I’ve heard that PCG’s contract with DHHS places an obligation on PCG that its audits be 95% accurate.  One person questioned whether that was 95% accurate as to PCG must be able to recoup (defend upon appeal) 95% of the audit results.  Obviously, that is not the case, because the inverse is probably closer to true.  95% of PCG’s audits are overturned (obviously, this number is not accurate…I am making a point).  Another person wondered whether the 95% accuracy meant that if 1 PCG auditor comes up with a $1 million overpayment, and the next day another PCG auditor audits the same documentation, that the 2nd auditor would be within 95% accurate of the $1 million the 1st auditor deemed needed to be recouped.  If the latter is the case, I can see why PCG may have 95% accuracy.  If you teach all your staff how to audit a Medicaid provider and all staff are taught to audit incorrectly, then, no matter the staff member auditing, the audit will be incorrect…but consistent.

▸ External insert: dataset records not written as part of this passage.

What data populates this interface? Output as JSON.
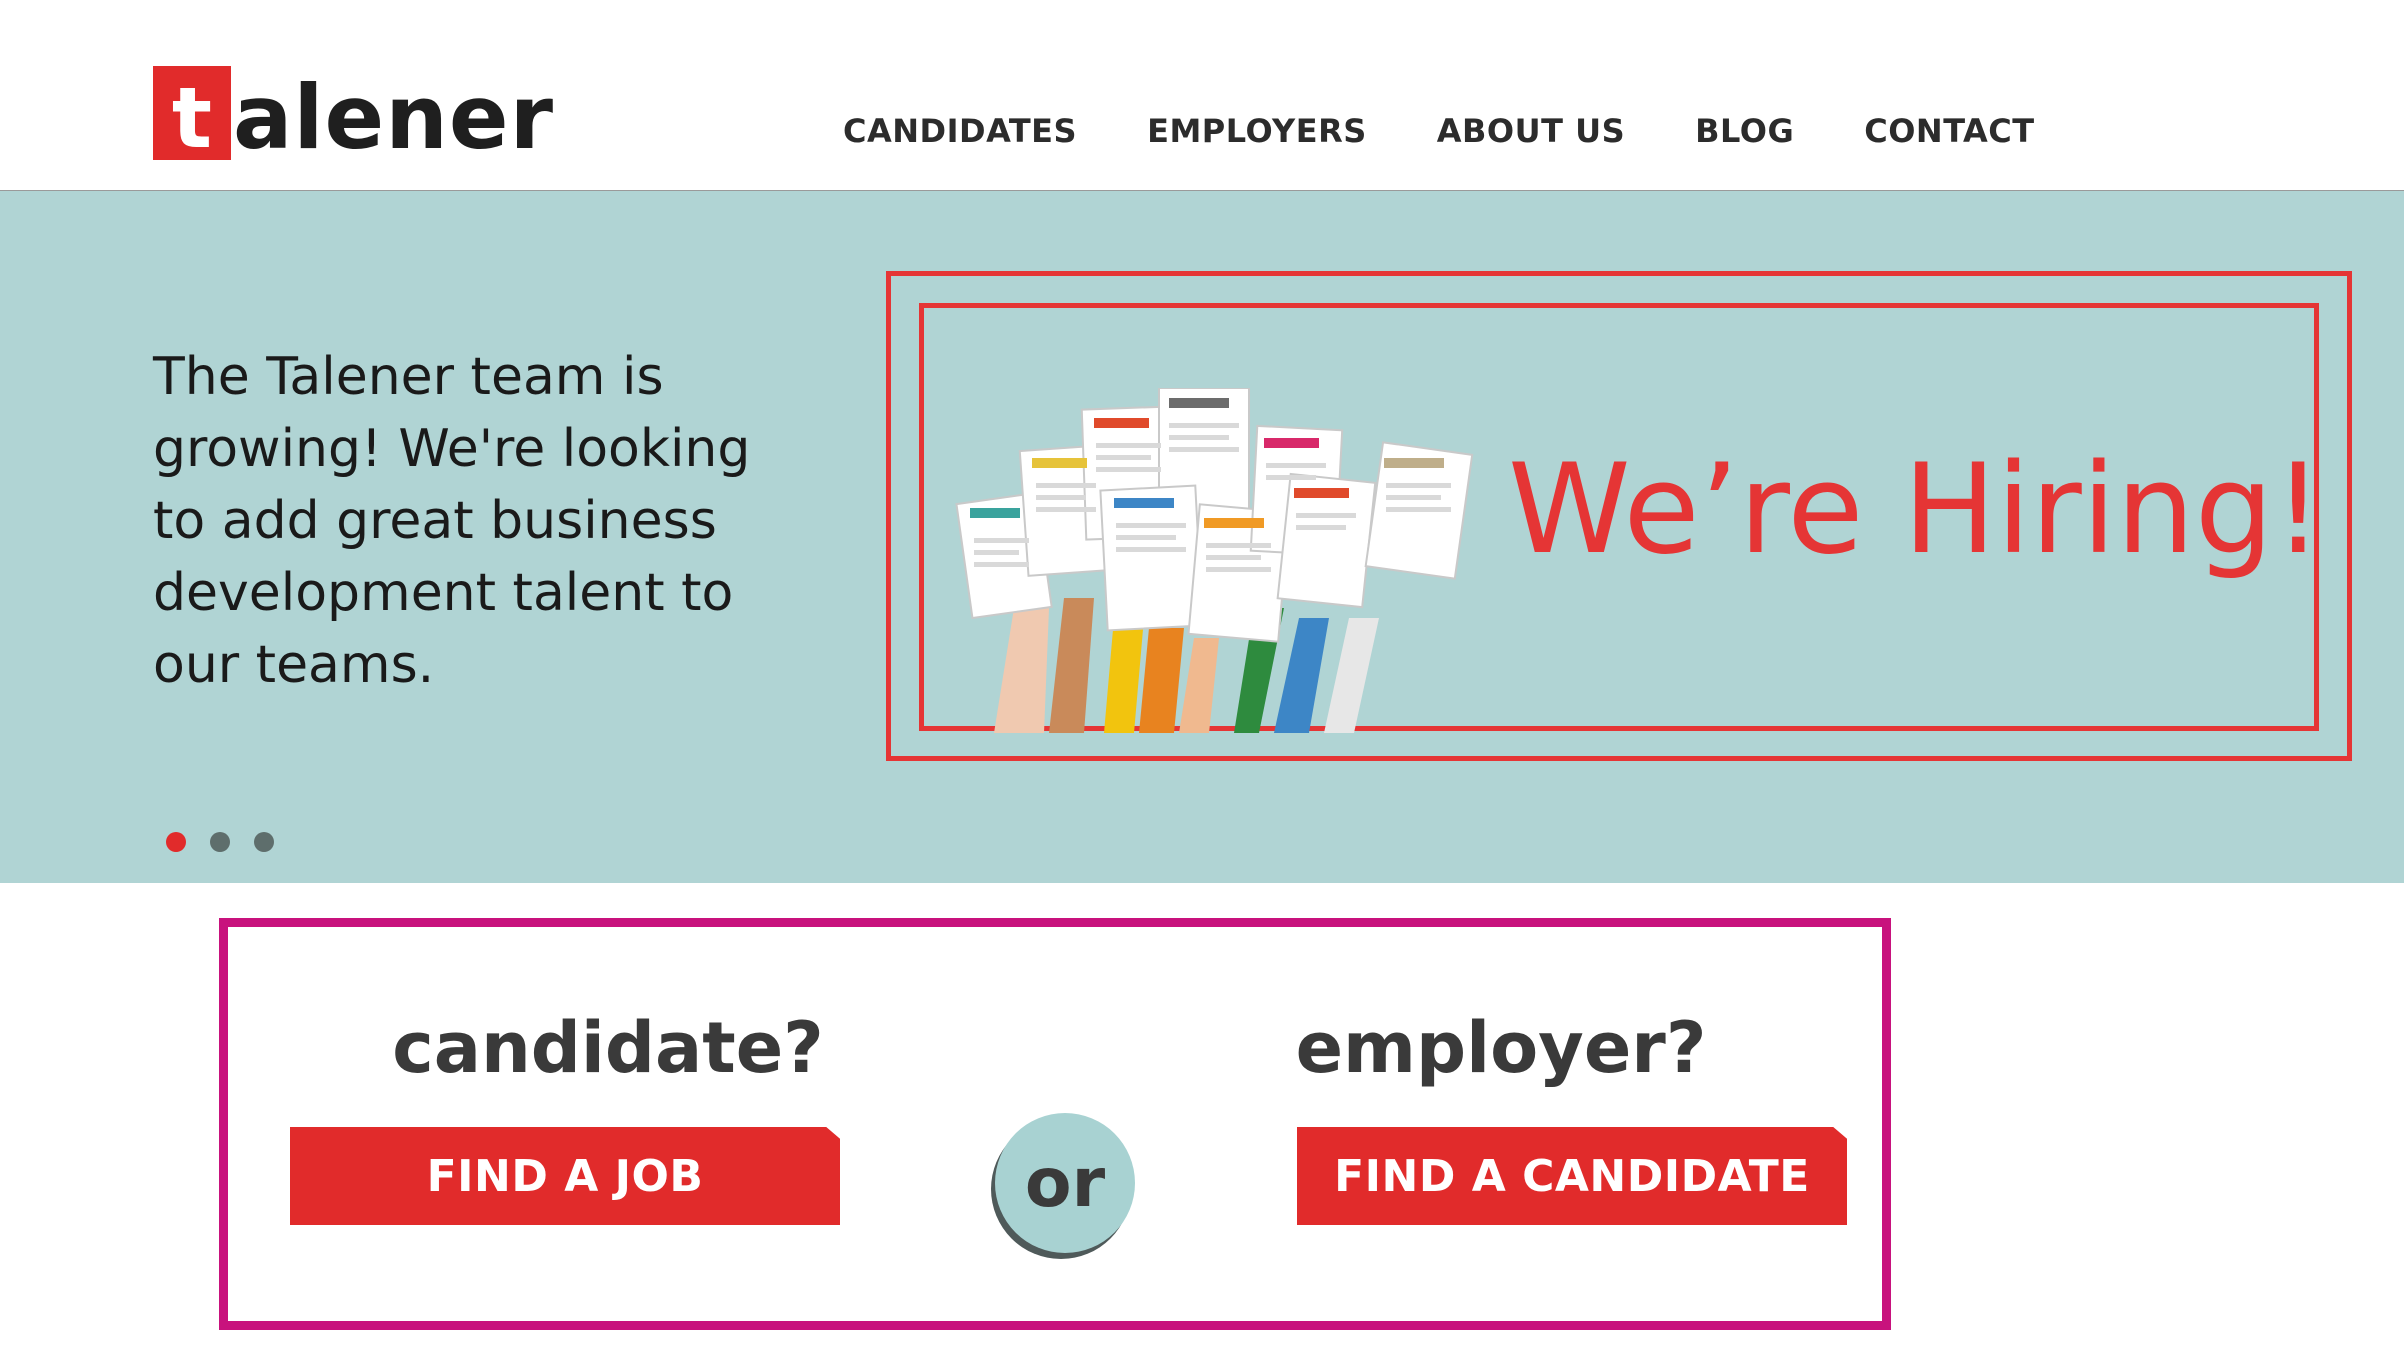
{
  "header": {
    "logo": {
      "mark": "t",
      "rest": "alener"
    },
    "nav": [
      {
        "label": "CANDIDATES"
      },
      {
        "label": "EMPLOYERS"
      },
      {
        "label": "ABOUT US"
      },
      {
        "label": "BLOG"
      },
      {
        "label": "CONTACT"
      }
    ]
  },
  "hero": {
    "text": "The Talener team is growing! We're looking to add great business development talent to our teams.",
    "banner_text": "We’re Hiring!",
    "carousel": {
      "total": 3,
      "active": 1
    }
  },
  "cta": {
    "candidate_heading": "candidate?",
    "employer_heading": "employer?",
    "find_job_label": "FIND A JOB",
    "or_label": "or",
    "find_candidate_label": "FIND A CANDIDATE"
  },
  "colors": {
    "brand_red": "#e12b2b",
    "hero_bg": "#b0d4d4",
    "cta_border": "#c8127d"
  }
}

Regardless, for a multitude of reasons, I have found almost all PCG audits erroneous. 

Yet, these PCG audits are terrifying Medicaid providers, causing them to ramp up attorney fees to defend themselves, and, in some cases, putting providers out of business.  And, in all cases, increasing the provider’s administrative burden and decreasing the time a provider can allot to serving the Medicaid recipients.

Contact your state legislators!   Help our General Assembly provide the checks and balances needed!

Just to help out, here is a link to all NC State Senators’ telephone numbers.

Because, in the absence of the legislative branch properly checking and balancing the executive branch, the legislative branch loses power and the executive branch gains power.